Aujourd’hui, les ministres de l’Intérieur sont tous attachés à la militarité de la Gendarmerie pour des raisons organiques et fonctionnelles car ils en mesurent pleinement les effets.

Replacer le rôle du militaire de la Gendarmerie, soldat de la loi dans notre modèle républicain, me conduit à rappeler  trois points essentiels:

1.     La finalité de ce modèle, de la mission d’ordre public et de défense des intérêts de la Nation, est la défense des libertés qui sont au frontispice de notre droit c’est-à-dire au plus haut sommet de la hiérarchie des normes, dans le préambule de la Constitution,

2.     La mission d’ordre public est assurée de façon démocratique et protectrice des libertés dans ses  deux piliers : la prévention et la répression. La prévention relève de l’autorité civile, donc du maire et du préfet sur le territoire. Le maire est responsable devant ses électeurs, le préfet , représentant du Gouvernement, devant ce dernier, qui peut être conduit à en rendre compte devant la représentation nationale.

L’autorité judiciaire, en charge de la répression, est gardienne de la liberté individuelle selon l’article 66 de la Constitution. Dans le même temps, le Conseil constitutionnel l’a rappelé, dans sa décision du 8 décembre 2017,  les procureurs sont placés sous l’autorité hiérarchique du garde des Sceaux quant à la mise en mouvement de l’action publique. Ce dernier est responsable de la politique pénale du Gouvernement, qui lui-même en rend compte  devant l’Assemblée nationale.


[1]La condition militaire recouvre l’ensemble des obligations et des sujétions propres à l’état militaire, ainsi que les garanties et les compensations apportées par la Nation aux militaires. Elle inclut les aspects statutaires, économiques, sociaux et culturels susceptibles d’avoir une influence sur l’attractivité de la profession et des parcours professionnels, le moral et les conditions de vie des militaires et de leurs ayants droit, la situation et l’environnement professionnels des militaires, le soutien aux malades, aux blessés et aux familles, ainsi que les conditions de départ des armées et d’emploi après l’exercice du métier militaire ». (Art. L4111-1 du code de la défense)

[2]Deux arrêts du 2 octobre 2014 sur le droit d’association pour la défense des intérêts matériels et moraux des militaires.

[3]L’armée de la République est au service de la Nation. Sa mission est de préparer et d’assurer par la force des armes la défense de la patrie et des intérêts supérieurs de la Nation.

L’état militaire exige en toute circonstance esprit de sacrifice, pouvant aller jusqu’au sacrifice suprême, discipline, disponibilité, loyalisme et neutralité.
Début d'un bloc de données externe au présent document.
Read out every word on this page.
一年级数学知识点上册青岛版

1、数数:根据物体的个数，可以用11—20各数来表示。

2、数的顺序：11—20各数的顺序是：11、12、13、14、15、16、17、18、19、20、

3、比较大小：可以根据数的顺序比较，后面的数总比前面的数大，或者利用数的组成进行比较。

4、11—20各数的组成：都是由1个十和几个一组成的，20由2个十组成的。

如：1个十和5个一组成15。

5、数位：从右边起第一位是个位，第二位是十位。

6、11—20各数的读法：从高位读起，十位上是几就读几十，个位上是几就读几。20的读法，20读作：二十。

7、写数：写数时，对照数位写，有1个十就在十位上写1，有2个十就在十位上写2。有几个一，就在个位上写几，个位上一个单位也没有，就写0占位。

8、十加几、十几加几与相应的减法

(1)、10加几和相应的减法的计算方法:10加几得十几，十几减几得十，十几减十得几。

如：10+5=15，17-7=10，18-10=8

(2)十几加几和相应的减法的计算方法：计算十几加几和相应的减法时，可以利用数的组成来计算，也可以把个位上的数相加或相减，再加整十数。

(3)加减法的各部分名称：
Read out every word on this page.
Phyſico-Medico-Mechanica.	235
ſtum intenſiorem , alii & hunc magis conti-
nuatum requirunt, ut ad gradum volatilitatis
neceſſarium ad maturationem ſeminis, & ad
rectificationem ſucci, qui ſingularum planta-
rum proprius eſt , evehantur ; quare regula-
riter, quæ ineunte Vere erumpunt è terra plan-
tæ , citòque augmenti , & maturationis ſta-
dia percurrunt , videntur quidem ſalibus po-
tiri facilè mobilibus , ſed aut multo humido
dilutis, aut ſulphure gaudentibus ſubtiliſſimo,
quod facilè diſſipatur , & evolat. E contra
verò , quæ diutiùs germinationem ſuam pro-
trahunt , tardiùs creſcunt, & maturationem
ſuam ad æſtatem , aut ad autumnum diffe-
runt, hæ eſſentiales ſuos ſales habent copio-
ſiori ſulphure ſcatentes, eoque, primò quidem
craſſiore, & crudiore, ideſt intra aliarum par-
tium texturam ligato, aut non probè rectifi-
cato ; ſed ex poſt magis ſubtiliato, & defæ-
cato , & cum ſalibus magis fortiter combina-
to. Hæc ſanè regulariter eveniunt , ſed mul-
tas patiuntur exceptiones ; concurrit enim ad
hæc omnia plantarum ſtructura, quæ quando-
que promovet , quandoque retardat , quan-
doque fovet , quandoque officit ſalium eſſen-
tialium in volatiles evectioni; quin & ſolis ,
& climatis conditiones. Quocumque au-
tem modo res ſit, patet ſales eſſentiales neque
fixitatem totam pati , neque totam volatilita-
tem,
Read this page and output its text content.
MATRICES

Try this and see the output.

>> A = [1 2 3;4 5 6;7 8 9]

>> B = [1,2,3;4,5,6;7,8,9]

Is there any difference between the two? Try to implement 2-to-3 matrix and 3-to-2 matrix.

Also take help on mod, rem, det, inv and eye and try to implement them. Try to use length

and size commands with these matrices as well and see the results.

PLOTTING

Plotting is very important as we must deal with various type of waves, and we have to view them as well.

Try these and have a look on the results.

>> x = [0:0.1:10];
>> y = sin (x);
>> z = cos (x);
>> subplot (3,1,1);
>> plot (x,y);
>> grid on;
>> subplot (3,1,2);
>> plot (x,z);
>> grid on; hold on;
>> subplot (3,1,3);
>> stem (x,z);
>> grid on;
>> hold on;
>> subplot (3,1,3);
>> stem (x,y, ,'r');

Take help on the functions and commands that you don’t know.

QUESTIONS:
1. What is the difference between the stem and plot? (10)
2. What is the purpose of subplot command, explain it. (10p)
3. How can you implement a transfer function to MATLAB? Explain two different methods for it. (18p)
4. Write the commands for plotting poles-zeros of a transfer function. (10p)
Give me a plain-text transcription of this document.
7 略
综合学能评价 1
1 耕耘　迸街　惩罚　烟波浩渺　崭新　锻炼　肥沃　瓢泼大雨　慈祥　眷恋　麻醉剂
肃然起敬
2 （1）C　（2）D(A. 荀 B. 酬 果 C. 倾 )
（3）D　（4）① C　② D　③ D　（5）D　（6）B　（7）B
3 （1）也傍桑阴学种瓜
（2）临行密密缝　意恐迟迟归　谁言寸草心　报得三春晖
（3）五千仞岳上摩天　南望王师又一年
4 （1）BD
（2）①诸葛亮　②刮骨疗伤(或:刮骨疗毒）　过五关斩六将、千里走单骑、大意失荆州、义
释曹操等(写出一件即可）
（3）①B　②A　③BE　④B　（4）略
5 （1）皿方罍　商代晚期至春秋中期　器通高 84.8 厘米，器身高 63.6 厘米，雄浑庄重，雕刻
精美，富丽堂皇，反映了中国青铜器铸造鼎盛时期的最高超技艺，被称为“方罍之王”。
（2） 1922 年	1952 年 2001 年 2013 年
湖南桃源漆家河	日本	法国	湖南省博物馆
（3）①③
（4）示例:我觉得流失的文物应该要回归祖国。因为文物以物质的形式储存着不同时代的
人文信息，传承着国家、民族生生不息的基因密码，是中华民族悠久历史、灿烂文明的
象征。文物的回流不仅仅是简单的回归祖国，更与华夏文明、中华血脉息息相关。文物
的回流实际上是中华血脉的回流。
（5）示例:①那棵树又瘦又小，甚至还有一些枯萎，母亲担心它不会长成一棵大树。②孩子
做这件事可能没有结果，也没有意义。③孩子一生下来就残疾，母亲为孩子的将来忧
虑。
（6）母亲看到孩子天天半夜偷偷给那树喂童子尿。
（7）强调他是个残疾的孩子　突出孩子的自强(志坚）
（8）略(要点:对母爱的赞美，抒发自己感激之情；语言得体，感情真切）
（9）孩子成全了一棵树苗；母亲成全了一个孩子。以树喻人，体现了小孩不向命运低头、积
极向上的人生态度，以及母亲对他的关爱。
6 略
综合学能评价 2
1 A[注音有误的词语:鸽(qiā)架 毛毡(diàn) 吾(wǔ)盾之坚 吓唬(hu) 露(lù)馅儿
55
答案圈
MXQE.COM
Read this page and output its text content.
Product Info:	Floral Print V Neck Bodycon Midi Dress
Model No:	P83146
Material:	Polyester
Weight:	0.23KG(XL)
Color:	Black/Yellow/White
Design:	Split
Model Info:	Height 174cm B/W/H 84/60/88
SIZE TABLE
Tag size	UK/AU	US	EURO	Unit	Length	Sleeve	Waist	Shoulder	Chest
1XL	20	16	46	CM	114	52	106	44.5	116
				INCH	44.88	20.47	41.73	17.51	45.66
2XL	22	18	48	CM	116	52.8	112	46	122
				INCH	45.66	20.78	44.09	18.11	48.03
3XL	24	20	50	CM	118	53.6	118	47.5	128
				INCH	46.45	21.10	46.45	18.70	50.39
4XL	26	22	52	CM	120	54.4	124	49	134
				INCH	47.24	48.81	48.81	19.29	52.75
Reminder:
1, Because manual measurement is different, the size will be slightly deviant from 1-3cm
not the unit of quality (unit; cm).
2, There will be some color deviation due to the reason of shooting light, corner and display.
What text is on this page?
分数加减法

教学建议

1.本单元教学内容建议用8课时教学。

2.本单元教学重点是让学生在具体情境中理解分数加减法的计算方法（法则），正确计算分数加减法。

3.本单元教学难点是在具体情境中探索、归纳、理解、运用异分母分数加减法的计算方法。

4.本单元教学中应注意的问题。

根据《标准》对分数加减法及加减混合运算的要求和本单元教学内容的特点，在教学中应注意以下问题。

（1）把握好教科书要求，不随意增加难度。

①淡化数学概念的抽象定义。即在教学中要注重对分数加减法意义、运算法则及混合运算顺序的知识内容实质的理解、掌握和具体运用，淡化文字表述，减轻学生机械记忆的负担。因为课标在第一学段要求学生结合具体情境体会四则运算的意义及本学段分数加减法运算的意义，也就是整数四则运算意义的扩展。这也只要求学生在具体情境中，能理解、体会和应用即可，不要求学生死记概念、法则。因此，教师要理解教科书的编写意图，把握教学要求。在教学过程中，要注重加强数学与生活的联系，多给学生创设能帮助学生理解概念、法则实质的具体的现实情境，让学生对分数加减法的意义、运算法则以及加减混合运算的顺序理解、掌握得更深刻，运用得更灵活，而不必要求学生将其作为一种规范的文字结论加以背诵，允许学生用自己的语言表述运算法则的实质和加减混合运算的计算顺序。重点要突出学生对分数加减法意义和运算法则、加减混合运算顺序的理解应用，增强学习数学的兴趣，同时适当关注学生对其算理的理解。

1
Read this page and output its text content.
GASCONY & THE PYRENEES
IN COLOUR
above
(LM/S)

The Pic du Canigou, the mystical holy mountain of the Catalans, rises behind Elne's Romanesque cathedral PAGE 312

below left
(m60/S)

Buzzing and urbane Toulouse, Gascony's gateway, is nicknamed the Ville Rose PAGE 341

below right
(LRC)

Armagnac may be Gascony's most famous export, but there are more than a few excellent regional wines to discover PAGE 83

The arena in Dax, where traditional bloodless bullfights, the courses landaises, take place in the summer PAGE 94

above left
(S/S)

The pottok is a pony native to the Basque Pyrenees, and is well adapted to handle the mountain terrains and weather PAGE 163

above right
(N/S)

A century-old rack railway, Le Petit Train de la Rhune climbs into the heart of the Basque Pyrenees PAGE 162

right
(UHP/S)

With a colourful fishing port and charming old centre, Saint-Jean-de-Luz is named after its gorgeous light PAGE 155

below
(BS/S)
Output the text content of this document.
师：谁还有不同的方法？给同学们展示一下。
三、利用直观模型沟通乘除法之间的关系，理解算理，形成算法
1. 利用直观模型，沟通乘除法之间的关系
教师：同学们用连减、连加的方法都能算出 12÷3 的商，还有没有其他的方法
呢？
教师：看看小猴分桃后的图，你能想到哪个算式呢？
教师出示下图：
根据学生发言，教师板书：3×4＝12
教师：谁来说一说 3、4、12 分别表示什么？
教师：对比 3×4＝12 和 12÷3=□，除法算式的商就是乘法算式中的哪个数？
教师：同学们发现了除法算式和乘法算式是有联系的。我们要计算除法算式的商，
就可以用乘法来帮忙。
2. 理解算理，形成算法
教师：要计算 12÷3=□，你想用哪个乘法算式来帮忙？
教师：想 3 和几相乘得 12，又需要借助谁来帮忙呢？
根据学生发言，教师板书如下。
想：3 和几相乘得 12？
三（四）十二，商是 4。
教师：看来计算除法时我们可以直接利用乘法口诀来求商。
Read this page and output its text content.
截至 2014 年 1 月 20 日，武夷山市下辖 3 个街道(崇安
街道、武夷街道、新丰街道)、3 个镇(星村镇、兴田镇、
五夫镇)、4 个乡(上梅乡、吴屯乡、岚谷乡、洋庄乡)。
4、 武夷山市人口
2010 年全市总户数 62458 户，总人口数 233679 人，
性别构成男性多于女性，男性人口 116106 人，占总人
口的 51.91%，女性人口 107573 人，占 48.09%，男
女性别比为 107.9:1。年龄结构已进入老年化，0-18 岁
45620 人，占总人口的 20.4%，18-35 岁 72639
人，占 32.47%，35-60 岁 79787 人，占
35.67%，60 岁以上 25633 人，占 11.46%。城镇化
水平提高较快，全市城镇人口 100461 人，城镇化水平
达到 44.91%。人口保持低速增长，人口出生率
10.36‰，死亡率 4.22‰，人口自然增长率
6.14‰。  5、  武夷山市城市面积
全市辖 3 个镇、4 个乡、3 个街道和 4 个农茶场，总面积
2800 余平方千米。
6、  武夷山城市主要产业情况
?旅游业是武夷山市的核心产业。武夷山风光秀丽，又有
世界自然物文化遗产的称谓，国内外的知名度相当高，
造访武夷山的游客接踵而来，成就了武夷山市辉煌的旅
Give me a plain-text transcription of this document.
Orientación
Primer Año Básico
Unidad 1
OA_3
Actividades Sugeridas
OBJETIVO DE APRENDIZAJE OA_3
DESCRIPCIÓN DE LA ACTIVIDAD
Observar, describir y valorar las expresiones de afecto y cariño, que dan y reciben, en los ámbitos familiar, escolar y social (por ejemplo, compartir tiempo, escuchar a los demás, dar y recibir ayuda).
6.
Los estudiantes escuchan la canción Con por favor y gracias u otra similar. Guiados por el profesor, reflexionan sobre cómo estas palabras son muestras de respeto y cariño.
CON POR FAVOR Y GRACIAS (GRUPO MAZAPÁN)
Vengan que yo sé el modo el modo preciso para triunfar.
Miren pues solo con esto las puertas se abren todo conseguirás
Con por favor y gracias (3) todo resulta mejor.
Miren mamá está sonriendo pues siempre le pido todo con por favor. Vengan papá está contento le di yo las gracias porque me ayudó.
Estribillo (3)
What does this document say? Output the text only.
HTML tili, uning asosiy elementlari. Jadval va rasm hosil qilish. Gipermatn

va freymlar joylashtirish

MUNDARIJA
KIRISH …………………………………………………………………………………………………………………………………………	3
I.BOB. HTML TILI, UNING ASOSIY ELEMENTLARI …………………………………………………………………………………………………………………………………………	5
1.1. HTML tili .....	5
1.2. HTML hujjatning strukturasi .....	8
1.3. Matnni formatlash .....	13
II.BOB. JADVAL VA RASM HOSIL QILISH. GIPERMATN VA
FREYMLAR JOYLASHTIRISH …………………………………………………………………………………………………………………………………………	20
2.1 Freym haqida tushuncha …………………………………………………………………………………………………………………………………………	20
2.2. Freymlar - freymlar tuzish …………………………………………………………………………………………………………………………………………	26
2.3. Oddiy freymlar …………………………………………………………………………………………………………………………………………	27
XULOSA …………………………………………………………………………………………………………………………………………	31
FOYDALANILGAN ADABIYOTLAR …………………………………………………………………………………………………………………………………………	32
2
Les devoirs qu’il comporte et les sujétions qu’il implique méritent le respect des citoyens et la considération de la Nation.

Le statut énoncé au présent livre assure à ceux qui ont choisi cet état les garanties répondant aux obligations particulières imposées par la loi. Il prévoit des compensations aux contraintes et exigences de la vie dans les forces armées. Il offre à ceux qui quittent l’état militaire les moyens d’un retour à une activité professionnelle dans la vie civile et assure aux retraités militaires le maintien d’un lien avec l’institution.

Un Haut Comité d’évaluation de la condition militaire établit un rapport annuel, adressé au Président de la République et transmis au Parlement. La composition du Haut Comité d’évaluation de la condition militaire et ses attributions sont fixées par décret.